Law School Case Brief
State v. Mayle - 178 W. Va. 26, 357 S.E.2d 219 (1987)
W. Va. Code § 61-2-1 (1984) provides that murder by poison, lying in wait, imprisonment, starving, or by any willful, deliberate and premeditated killing, or in the commission of, or attempt to commit, arson, rape, robbery or burglary, is murder of the first degree. The state is not required in a felony murder case to prove any specific intent to kill, premeditation, or malice. Instead, the elements which the state is required to prove to obtain a conviction of felony murder are: (1) the commission of, or attempt to commit, one or more of the enumerated felonies; (2) the defendant's participation in such commission or attempt; and (3) the death of the victim as a result of injuries received during the course of such commission or attempt.
Two men entered a McDonald's restaurant in Chesapeake, Ohio. The pair demanded that the employees give them the combination to the safe. The employees did not know the combination, so the robbers took the keys to one of the employee's cars, a 1972 Matador, and left in the stolen car. Approximately one-half hour after the Ohio robbery, Officer Byard of the Huntington Police Department observed a possible breaking and entering by two men at a gasoline station. He notified Officer Harman, a few blocks away, who later indicated over the radio, "I've got 'em over here." A few minutes later, Officer Byard heard a gunshot and started running to Harman's aid. He heard more gunshots and saw two men running west. Officer Harman had been fatally wounded by several hard blows to the head and five gunshot wounds from his service revolver. Officer Byard observed the men getting into a green Buick and leaving the scene. The car was registered in the name of Bobby Stacy and contained a tape deck and tapes stolen from the Matador in Ohio, a black ski mask, and the deceased officer's gun. Defendant Wilbert Mayle's fingerprints were also found on the steering wheel. An analysis of hair samples found in two ski masks (the one found in the car and another found near the car) revealed that one mask had hair consistent with Mayle's hair and the other had hair consistent with both Stacy's and Mayle's. After trial in West Virginia state court, the jury found Mayle guilty of first-degree murder, with a recommendation of mercy. Mayle appealed.

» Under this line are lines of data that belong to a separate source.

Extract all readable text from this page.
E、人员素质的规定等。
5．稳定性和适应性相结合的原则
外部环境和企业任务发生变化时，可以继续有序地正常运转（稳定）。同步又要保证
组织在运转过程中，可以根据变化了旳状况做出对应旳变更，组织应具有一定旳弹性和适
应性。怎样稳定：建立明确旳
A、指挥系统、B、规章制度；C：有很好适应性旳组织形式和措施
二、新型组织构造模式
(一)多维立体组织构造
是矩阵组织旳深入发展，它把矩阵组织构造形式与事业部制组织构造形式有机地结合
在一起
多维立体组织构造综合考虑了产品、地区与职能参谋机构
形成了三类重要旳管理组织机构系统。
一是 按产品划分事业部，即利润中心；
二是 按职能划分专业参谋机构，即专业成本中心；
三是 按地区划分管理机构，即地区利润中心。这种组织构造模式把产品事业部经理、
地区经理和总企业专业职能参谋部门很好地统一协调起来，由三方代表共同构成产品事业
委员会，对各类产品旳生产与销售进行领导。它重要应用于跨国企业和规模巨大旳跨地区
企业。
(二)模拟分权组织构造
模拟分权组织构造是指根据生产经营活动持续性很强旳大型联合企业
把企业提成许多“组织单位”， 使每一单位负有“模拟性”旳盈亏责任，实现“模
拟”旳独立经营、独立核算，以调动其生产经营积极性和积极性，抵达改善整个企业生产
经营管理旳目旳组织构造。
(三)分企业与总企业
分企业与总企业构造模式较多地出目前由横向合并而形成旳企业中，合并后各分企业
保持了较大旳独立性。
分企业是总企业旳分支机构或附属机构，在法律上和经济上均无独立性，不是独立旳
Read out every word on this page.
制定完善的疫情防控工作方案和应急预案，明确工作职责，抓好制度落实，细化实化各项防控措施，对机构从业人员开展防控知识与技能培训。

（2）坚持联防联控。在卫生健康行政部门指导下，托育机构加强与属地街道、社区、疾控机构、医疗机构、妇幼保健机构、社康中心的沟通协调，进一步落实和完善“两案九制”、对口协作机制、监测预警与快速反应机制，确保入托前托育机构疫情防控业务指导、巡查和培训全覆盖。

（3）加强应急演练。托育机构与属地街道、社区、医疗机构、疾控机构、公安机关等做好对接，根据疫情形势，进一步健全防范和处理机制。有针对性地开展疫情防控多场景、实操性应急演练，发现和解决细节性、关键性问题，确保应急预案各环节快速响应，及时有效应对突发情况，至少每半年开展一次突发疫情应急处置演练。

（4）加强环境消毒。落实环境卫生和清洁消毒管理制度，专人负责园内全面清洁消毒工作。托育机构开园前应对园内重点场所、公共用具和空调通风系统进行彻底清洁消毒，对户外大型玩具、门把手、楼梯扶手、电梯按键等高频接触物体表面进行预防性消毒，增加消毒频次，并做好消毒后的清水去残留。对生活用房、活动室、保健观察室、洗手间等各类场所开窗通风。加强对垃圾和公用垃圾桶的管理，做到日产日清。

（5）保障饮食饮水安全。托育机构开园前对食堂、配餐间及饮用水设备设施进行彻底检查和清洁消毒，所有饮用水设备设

Was the conviction proper?
The court affirmed Mayle's felony murder conviction. The court held that a photograph showing the scene where Officer Harman was killed was properly admitted, that the trial court did not limit cross-examination of a witness and that Mayle had shown no prejudice by the delay of two years before his trial transcript was supplied to him. The court further held that there was no abuse of the trial court's discretion in refusing individual voir dire, that the trial court properly refused Mayle's request for a mistrial on the basis that the jury was threatened, and that a hearsay statement by Stacy to his girlfriend was made in furtherance of the criminal conspiracy and, therefore, was properly admitted. The court finally held that the state proved felony murder because a felony was unquestionably committed, Mayle's participation in such commission or attempt was also satisfactorily proved, and there was sufficient evidence to support the jury's determination that Officer Harman was killed during the commission of the felony.